Still, it’s been a mix of the new and the old. In addition to my normal lineup of geometry, calculus, and linear algebra courses, I’ve been doing more mathematical modeling with students this year. In the spring we had a team of modelers invited to compete in the International Mathematical Modeling Contest (IM2C), thanks to their excellent work on last year’s High School Mathematical Contest in Modeling (HiMCM), and I’ve been working to expand the program at school. This year interest was high enough to have eight teams compete in the HiMCM, and we’re looking forward to new modeling opportunities this spring.
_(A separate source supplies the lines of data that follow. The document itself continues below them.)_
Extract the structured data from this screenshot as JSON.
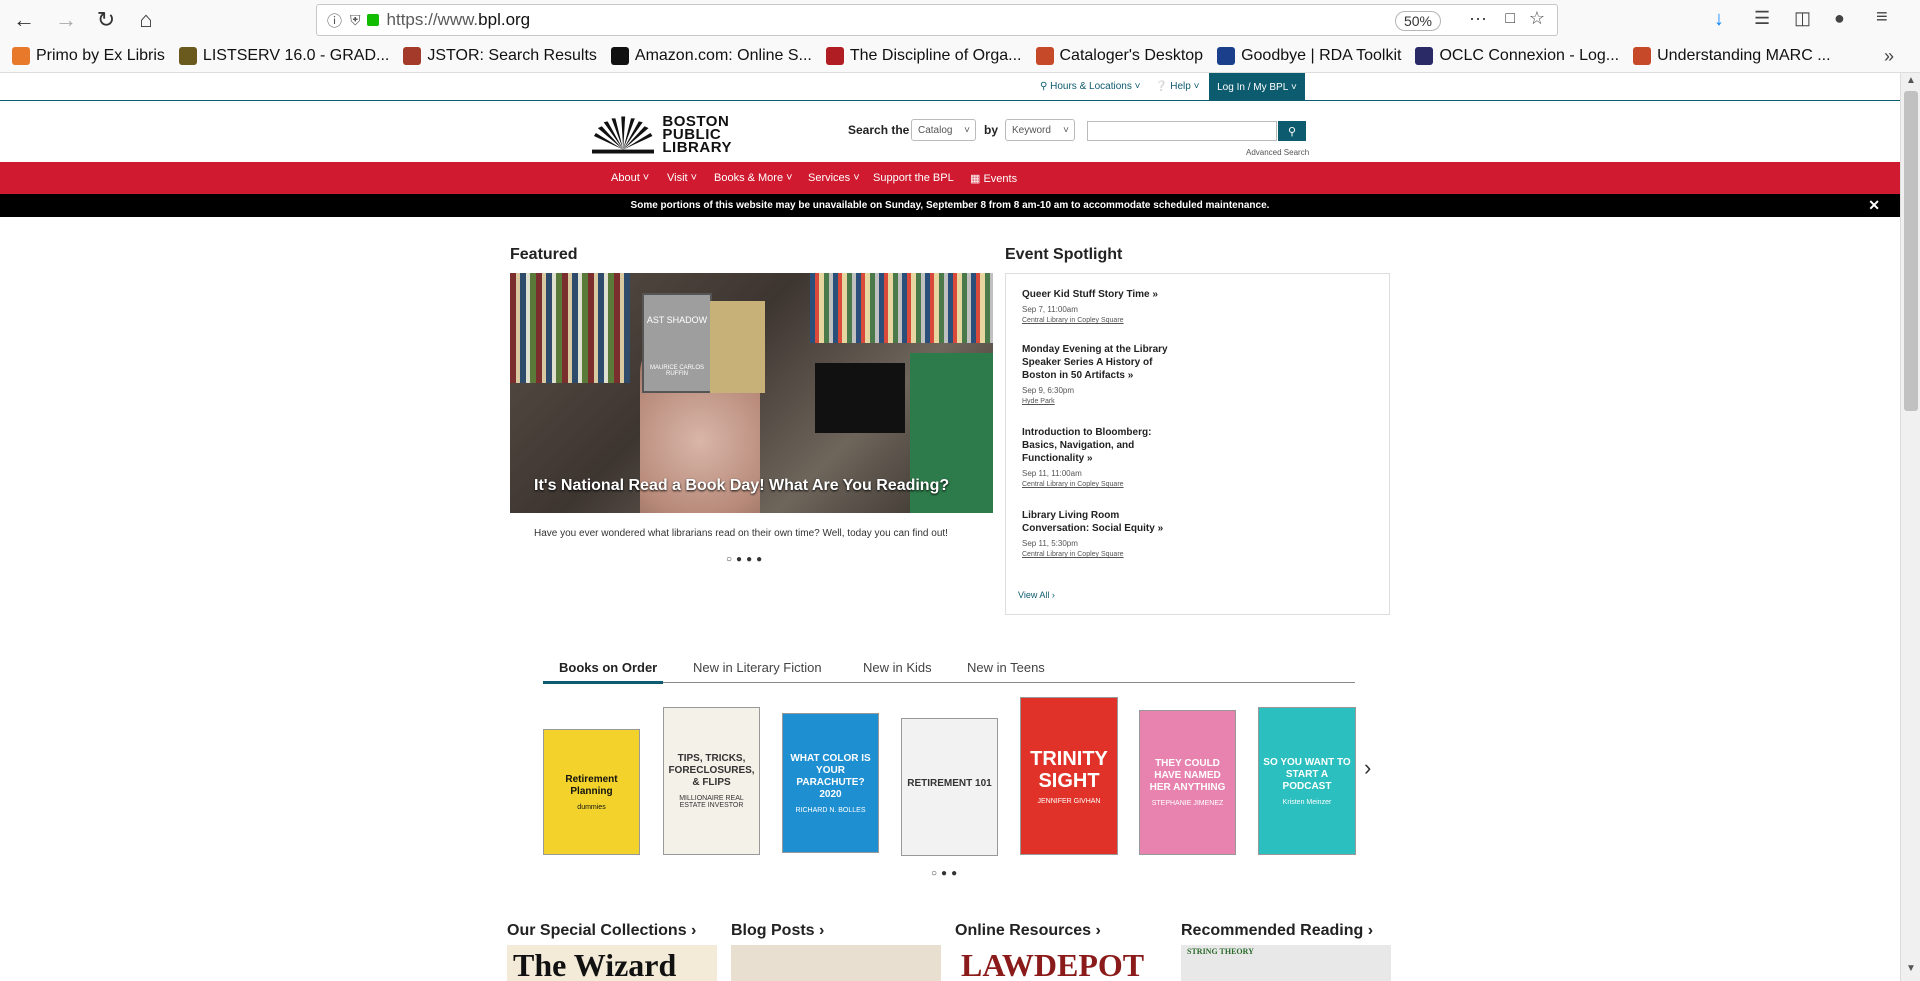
{
  "browser": {
    "url_prefix": "https://www.",
    "url_domain": "bpl.org",
    "zoom": "50%"
  },
  "bookmarks": [
    {
      "label": "Primo by Ex Libris",
      "color": "#e8782a"
    },
    {
      "label": "LISTSERV 16.0 - GRAD...",
      "color": "#6b5a1e"
    },
    {
      "label": "JSTOR: Search Results",
      "color": "#a33a2a"
    },
    {
      "label": "Amazon.com: Online S...",
      "color": "#111111"
    },
    {
      "label": "The Discipline of Orga...",
      "color": "#b01e23"
    },
    {
      "label": "Cataloger's Desktop",
      "color": "#c64a2a"
    },
    {
      "label": "Goodbye | RDA Toolkit",
      "color": "#1b3f8b"
    },
    {
      "label": "OCLC Connexion - Log...",
      "color": "#2a2a66"
    },
    {
      "label": "Understanding MARC ...",
      "color": "#c64a2a"
    }
  ],
  "utility": {
    "hours": "Hours & Locations",
    "help": "Help",
    "login": "Log In / My BPL"
  },
  "logo": {
    "line1": "BOSTON",
    "line2": "PUBLIC",
    "line3": "LIBRARY"
  },
  "search": {
    "label_search_the": "Search the",
    "catalog": "Catalog",
    "label_by": "by",
    "keyword": "Keyword",
    "advanced": "Advanced Search"
  },
  "nav": [
    {
      "label": "About"
    },
    {
      "label": "Visit"
    },
    {
      "label": "Books & More"
    },
    {
      "label": "Services"
    },
    {
      "label": "Support the BPL"
    },
    {
      "label": "Events"
    }
  ],
  "alert": "Some portions of this website may be unavailable on Sunday, September 8 from 8 am-10 am to accommodate scheduled maintenance.",
  "featured": {
    "heading": "Featured",
    "caption": "It's National Read a Book Day! What Are You Reading?",
    "description": "Have you ever wondered what librarians read on their own time? Well, today you can find out!",
    "book_text_1": "AST SHADOW",
    "book_text_2": "MAURICE CARLOS RUFFIN"
  },
  "events": {
    "heading": "Event Spotlight",
    "items": [
      {
        "title": "Queer Kid Stuff Story Time »",
        "date": "Sep 7, 11:00am",
        "location": "Central Library in Copley Square"
      },
      {
        "title": "Monday Evening at the Library Speaker Series A History of Boston in 50 Artifacts »",
        "date": "Sep 9, 6:30pm",
        "location": "Hyde Park"
      },
      {
        "title": "Introduction to Bloomberg: Basics, Navigation, and Functionality »",
        "date": "Sep 11, 11:00am",
        "location": "Central Library in Copley Square"
      },
      {
        "title": "Library Living Room Conversation: Social Equity »",
        "date": "Sep 11, 5:30pm",
        "location": "Central Library in Copley Square"
      }
    ],
    "view_all": "View All ›"
  },
  "tabs": [
    {
      "label": "Books on Order"
    },
    {
      "label": "New in Literary Fiction"
    },
    {
      "label": "New in Kids"
    },
    {
      "label": "New in Teens"
    }
  ],
  "books": [
    {
      "title": "Retirement Planning",
      "sub": "dummies",
      "bg": "#f3d32b"
    },
    {
      "title": "TIPS, TRICKS, FORECLOSURES, & FLIPS",
      "sub": "MILLIONAIRE REAL ESTATE INVESTOR",
      "bg": "#f4f1e8"
    },
    {
      "title": "WHAT COLOR IS YOUR PARACHUTE? 2020",
      "sub": "RICHARD N. BOLLES",
      "bg": "#1e8fd0"
    },
    {
      "title": "RETIREMENT 101",
      "sub": "",
      "bg": "#f2f2f2"
    },
    {
      "title": "TRINITY SIGHT",
      "sub": "JENNIFER GIVHAN",
      "bg": "#e03228"
    },
    {
      "title": "THEY COULD HAVE NAMED HER ANYTHING",
      "sub": "STEPHANIE JIMENEZ",
      "bg": "#e883b0"
    },
    {
      "title": "SO YOU WANT TO START A PODCAST",
      "sub": "Kristen Meinzer",
      "bg": "#2bbfbf"
    }
  ],
  "bottom": [
    {
      "label": "Our Special Collections ›",
      "img_text": "The Wizard"
    },
    {
      "label": "Blog Posts ›",
      "img_text": ""
    },
    {
      "label": "Online Resources ›",
      "img_text": "LAWDEPOT"
    },
    {
      "label": "Recommended Reading ›",
      "img_text": "STRING THEORY"
    }
  ]
}
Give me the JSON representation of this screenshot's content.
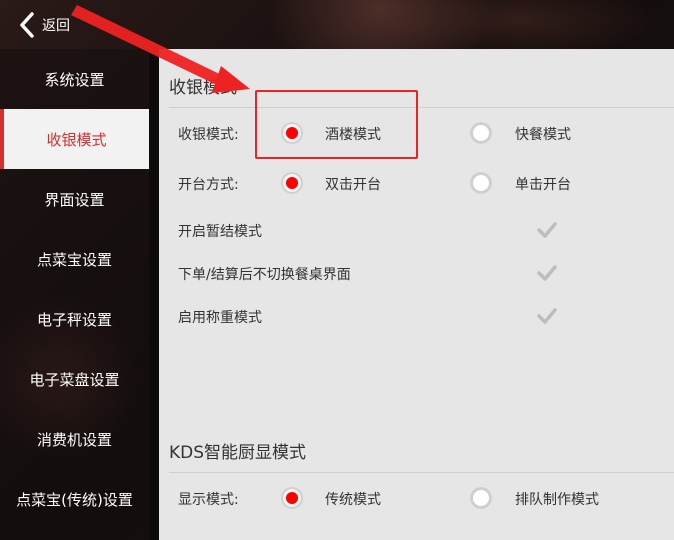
{
  "nav": {
    "back_label": "返回"
  },
  "sidebar": {
    "items": [
      {
        "label": "系统设置"
      },
      {
        "label": "收银模式"
      },
      {
        "label": "界面设置"
      },
      {
        "label": "点菜宝设置"
      },
      {
        "label": "电子秤设置"
      },
      {
        "label": "电子菜盘设置"
      },
      {
        "label": "消费机设置"
      },
      {
        "label": "点菜宝(传统)设置"
      }
    ],
    "active_index": 1
  },
  "section1": {
    "title": "收银模式",
    "cashier_mode": {
      "label": "收银模式:",
      "options": [
        "酒楼模式",
        "快餐模式"
      ],
      "selected": "酒楼模式"
    },
    "open_table": {
      "label": "开台方式:",
      "options": [
        "双击开台",
        "单击开台"
      ],
      "selected": "双击开台"
    },
    "checks": [
      {
        "label": "开启暂结模式"
      },
      {
        "label": "下单/结算后不切换餐桌界面"
      },
      {
        "label": "启用称重模式"
      }
    ]
  },
  "section2": {
    "title": "KDS智能厨显模式",
    "display_mode": {
      "label": "显示模式:",
      "options": [
        "传统模式",
        "排队制作模式"
      ],
      "selected": "传统模式"
    }
  },
  "colors": {
    "accent": "#d32f2f",
    "radio_on": "#ff0000",
    "annotation": "#ee2222"
  }
}
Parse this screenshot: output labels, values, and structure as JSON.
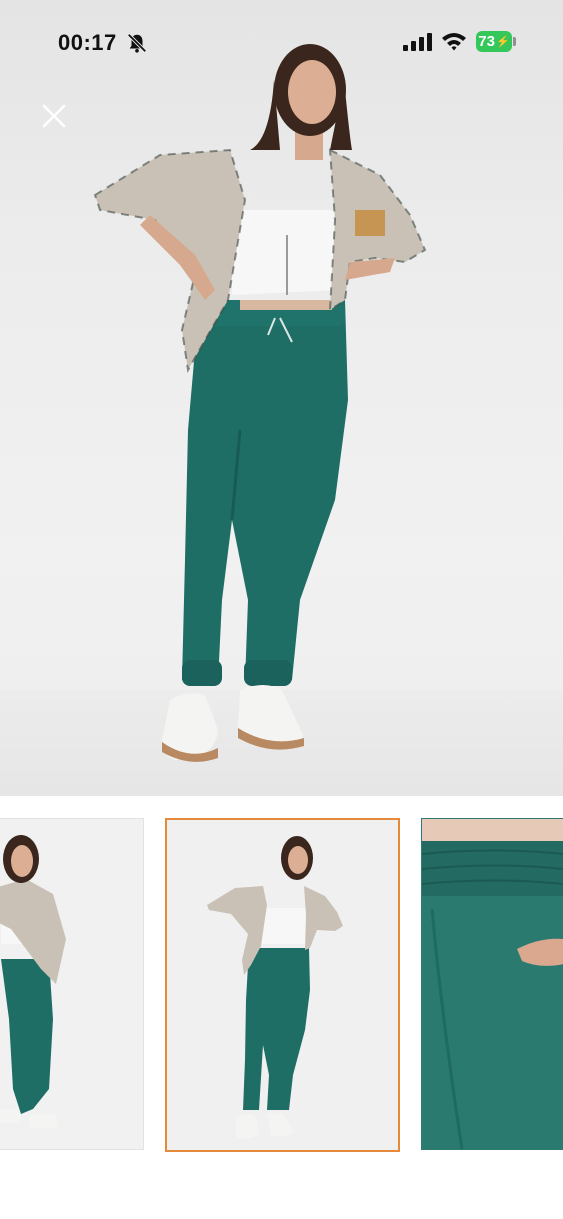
{
  "status_bar": {
    "time": "00:17",
    "battery": "73",
    "icons": [
      "bell-slash-icon",
      "cellular-signal-icon",
      "wifi-icon",
      "battery-charging-icon"
    ]
  },
  "controls": {
    "close_icon": "close-icon"
  },
  "gallery": {
    "selected_index": 1,
    "thumbnails": [
      "product-photo-front-cropped",
      "product-photo-full",
      "product-photo-waistband-detail"
    ]
  },
  "colors": {
    "accent_selected": "#e48a3a",
    "pants_green": "#1f6e66",
    "battery_green": "#34c759"
  }
}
In addition, a colleague and I mentored around 70 students who competed in a national forecasting tournament inspired by the Good Judgement project, and our teams took first and second place!
An extracurricular highlight this year was interviewing mathematician and author Manil Suri for the Jaipur Literature Festival. We had a lively talk about his excellent new book, The Big Bang of Numbers, and also about math, writing, and teaching, and the Asia Society of New York made the entire video of our conversation available here.
As usual, I continued to design and run workshops for teachers this year, including a new entry in my ongoing linear algebra series titled Learning to Love Row Reduction. I also gave two talks at this year’s NCTM Annual Meeting: So, You’re Teaching Pre-Calculus, and A Case for Linear Algebra. I’m already looking ahead to new talks this coming year, including an upcoming workshop on the geometry of linear regression I’ll be presenting in February.
Writing my column for Quanta Magazine was as challenging, and fulfilling, as ever, with pieces aimed at bridging the gap between classroom and research math focused on the newly discovered aperiodic monotile, the algebra of secret codes, graph theory and cliques, a high school student’s amazing proof, and what three-point turns tell us about a hundred-year-old geometry problem.
And with the landscape of social media continuing to change, I’ve been enjoying my time on Mastodon more and more in 2023.
Platforms based on decentralization, user autonomy, and interoperability definitely seem like the right way forward. And I’ve been trying to do a better job of archiving what I write by cross-posting some of my social media posts here on my blog.